The functional response of Daphnia, a common pelagic herbivore in lakes, was assessed with a combination of secondary and meta-analyses of published data and new data from an experiment conducted using very low food levels. Secondary analyses of literature data (28 studies, n = 239-393) revealed a significant positive influence of food concentration on Daphnia clearance rate at low food levels, i.e., evidence of an overall Type III functional response. This result was not an artifact of including data from Daphnia that were exhausted from prolonged food deprivation (more than three hours at very low food).
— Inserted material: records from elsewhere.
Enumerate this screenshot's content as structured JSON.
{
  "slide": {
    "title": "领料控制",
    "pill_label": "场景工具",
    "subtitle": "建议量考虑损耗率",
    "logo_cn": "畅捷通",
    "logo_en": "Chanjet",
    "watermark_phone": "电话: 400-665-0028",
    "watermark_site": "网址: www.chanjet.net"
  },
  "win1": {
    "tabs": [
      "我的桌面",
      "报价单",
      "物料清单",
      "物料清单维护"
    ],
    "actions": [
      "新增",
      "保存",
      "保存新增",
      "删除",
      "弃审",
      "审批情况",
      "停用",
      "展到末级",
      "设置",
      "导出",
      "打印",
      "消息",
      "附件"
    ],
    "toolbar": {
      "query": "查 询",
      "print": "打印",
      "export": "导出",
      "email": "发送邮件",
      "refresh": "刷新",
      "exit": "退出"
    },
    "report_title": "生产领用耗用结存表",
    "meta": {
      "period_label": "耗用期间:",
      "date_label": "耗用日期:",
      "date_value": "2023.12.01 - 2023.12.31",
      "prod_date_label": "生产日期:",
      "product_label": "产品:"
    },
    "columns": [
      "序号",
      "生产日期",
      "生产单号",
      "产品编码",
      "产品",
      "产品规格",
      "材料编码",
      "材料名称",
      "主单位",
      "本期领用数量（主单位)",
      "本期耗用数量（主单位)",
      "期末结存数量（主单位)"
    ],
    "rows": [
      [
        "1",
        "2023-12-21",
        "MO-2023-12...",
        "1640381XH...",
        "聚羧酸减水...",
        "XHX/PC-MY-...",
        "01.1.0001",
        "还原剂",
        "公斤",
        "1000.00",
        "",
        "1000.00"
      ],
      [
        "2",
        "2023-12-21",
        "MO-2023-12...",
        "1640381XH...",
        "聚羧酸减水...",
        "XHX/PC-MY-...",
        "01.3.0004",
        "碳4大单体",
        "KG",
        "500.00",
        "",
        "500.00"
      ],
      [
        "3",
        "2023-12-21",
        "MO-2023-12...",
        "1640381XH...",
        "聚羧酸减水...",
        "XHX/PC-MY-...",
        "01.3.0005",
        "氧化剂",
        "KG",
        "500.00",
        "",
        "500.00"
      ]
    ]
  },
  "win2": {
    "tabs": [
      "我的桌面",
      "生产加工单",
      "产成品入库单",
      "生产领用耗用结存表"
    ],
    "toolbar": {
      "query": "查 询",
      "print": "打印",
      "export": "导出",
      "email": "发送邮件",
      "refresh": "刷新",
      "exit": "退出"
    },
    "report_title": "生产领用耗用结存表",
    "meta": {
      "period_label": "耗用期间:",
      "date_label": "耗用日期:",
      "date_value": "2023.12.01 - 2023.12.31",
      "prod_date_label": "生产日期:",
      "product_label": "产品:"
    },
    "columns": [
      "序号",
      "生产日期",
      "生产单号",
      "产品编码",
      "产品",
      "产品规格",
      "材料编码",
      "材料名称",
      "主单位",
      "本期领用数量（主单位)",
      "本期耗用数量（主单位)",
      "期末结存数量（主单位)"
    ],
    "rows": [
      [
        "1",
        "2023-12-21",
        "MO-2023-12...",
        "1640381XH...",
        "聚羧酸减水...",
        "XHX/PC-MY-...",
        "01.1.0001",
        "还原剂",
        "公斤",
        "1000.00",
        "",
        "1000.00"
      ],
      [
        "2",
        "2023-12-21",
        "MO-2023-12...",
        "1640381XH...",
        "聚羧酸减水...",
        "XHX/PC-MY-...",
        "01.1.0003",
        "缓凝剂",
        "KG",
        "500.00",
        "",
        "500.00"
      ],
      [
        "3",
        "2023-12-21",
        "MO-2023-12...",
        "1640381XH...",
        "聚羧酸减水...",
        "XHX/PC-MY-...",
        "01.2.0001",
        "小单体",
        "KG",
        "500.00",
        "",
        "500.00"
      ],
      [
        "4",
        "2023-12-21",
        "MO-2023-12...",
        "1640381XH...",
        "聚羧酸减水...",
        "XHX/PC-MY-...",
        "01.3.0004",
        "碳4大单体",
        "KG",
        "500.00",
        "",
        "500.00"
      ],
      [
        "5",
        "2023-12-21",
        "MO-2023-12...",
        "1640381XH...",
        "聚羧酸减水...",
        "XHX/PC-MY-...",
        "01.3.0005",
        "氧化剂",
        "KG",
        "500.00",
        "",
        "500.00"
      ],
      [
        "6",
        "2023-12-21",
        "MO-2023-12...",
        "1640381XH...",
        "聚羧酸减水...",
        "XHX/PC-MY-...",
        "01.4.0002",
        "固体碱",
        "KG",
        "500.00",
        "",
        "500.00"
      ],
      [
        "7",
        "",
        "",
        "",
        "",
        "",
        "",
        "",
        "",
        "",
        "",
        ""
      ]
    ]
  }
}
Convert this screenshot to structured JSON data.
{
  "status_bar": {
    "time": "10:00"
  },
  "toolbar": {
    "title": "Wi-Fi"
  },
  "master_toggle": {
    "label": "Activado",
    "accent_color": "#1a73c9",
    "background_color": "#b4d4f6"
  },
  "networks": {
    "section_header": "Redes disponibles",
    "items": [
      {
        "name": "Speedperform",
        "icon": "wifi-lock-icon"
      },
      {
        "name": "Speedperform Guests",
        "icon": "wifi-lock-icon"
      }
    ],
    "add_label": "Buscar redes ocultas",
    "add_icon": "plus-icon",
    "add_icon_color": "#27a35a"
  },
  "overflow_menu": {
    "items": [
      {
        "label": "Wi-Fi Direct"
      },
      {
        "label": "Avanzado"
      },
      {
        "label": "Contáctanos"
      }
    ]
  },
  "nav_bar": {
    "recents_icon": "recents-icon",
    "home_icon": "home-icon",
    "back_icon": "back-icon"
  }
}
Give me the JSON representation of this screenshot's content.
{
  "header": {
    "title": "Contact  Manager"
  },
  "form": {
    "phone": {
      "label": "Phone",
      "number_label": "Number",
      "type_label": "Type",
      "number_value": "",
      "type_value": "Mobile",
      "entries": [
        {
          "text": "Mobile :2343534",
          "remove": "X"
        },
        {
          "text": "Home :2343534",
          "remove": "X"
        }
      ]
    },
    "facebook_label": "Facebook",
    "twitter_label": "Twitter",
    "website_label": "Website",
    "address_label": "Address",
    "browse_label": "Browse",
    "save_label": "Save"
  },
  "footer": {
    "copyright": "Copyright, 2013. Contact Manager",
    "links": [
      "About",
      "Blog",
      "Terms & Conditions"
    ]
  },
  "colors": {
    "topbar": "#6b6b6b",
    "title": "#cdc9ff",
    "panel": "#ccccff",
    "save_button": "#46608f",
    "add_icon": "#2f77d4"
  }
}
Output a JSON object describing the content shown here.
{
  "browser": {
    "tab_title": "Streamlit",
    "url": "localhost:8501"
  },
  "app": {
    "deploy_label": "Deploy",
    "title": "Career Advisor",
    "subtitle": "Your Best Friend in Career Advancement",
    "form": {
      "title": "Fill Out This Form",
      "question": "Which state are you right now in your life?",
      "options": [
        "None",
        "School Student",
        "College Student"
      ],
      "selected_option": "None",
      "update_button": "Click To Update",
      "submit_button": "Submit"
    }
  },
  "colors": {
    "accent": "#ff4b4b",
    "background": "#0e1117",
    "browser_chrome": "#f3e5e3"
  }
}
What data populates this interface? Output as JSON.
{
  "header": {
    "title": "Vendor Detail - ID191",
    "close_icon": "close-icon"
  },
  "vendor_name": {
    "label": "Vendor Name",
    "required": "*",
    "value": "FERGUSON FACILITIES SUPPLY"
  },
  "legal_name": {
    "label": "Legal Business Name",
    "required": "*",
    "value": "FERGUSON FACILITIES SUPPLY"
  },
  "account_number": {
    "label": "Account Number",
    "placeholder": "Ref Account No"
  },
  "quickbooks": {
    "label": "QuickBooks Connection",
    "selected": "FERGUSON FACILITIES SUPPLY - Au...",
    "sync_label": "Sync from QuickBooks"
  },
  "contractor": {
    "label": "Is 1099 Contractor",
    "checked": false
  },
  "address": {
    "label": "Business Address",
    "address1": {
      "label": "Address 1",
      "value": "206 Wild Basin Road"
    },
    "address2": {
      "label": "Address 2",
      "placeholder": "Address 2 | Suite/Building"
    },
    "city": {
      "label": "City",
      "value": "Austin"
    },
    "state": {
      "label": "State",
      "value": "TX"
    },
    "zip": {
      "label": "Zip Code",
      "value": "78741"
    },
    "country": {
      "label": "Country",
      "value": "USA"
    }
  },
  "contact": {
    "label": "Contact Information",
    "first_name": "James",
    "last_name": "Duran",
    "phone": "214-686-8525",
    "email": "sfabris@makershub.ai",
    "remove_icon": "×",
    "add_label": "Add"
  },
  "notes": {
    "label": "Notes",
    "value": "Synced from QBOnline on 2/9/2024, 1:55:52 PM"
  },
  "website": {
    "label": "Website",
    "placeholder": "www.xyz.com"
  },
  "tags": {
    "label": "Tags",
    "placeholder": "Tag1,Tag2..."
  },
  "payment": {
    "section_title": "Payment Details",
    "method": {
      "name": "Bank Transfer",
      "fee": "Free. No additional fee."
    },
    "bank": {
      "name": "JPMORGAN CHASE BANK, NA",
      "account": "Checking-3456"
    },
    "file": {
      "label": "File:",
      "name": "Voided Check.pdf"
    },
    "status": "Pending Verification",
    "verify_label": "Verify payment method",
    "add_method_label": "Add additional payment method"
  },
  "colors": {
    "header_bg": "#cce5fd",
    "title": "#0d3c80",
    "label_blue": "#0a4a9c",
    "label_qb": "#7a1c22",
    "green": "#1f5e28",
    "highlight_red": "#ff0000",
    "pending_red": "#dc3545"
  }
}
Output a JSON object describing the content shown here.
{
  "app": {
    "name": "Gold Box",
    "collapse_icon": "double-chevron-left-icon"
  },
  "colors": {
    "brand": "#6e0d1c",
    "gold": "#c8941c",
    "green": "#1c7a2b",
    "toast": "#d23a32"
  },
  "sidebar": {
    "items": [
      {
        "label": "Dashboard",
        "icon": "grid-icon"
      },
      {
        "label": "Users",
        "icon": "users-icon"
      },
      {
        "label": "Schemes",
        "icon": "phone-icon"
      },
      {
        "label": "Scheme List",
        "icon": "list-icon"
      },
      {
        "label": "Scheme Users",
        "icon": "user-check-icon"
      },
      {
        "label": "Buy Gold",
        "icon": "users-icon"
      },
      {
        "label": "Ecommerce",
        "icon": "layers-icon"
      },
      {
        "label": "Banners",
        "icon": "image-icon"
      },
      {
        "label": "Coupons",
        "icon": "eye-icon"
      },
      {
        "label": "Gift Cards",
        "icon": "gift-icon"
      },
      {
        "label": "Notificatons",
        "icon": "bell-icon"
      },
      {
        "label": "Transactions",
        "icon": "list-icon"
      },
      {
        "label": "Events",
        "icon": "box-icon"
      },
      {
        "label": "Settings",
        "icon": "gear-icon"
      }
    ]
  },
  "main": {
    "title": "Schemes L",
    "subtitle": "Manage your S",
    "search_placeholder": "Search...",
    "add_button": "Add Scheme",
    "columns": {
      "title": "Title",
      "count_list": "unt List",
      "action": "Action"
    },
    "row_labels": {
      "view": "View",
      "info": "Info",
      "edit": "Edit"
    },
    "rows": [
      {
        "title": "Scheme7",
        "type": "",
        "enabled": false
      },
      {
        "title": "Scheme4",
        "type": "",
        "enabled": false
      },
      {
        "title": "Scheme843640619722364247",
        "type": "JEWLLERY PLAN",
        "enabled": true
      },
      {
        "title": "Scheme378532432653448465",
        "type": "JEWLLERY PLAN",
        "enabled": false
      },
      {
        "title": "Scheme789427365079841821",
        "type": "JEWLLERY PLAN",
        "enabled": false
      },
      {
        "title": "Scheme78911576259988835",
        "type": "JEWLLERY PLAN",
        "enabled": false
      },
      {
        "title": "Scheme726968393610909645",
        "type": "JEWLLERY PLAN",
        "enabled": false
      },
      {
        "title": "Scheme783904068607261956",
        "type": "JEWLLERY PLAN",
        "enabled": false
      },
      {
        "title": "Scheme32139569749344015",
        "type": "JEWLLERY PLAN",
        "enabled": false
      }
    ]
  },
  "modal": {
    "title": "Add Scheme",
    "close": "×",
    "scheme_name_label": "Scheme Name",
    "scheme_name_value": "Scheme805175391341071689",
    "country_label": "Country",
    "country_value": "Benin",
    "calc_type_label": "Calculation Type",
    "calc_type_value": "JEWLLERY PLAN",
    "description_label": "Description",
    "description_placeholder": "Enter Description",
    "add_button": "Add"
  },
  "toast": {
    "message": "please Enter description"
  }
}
Meta-analysis of Daphnia clearance rate vs. food concentration across a range of low food concentrations (eight studies) showed a significantly positive slope across studies, which also supports the presence of a Type III response. Congruent with these analyses of published data, the feeding experiment showed clear evidence of a Type III functional response for D. pulicaria feeding on Ankistrodesmus falcatus. Food levels at which Daphnia clearance rate declined with decreasing food were near the minimum resource requirement for Daphnia population maintenance at steady state (R*). We suggest that Type III responses are more common than previously believed, perhaps because of the relative paucity of observations at low food levels, and that reduced prey mortality at low phytoplankton densities could be a stabilizing mechanism for Daphnia-phytoplankton systems under resource scarcity.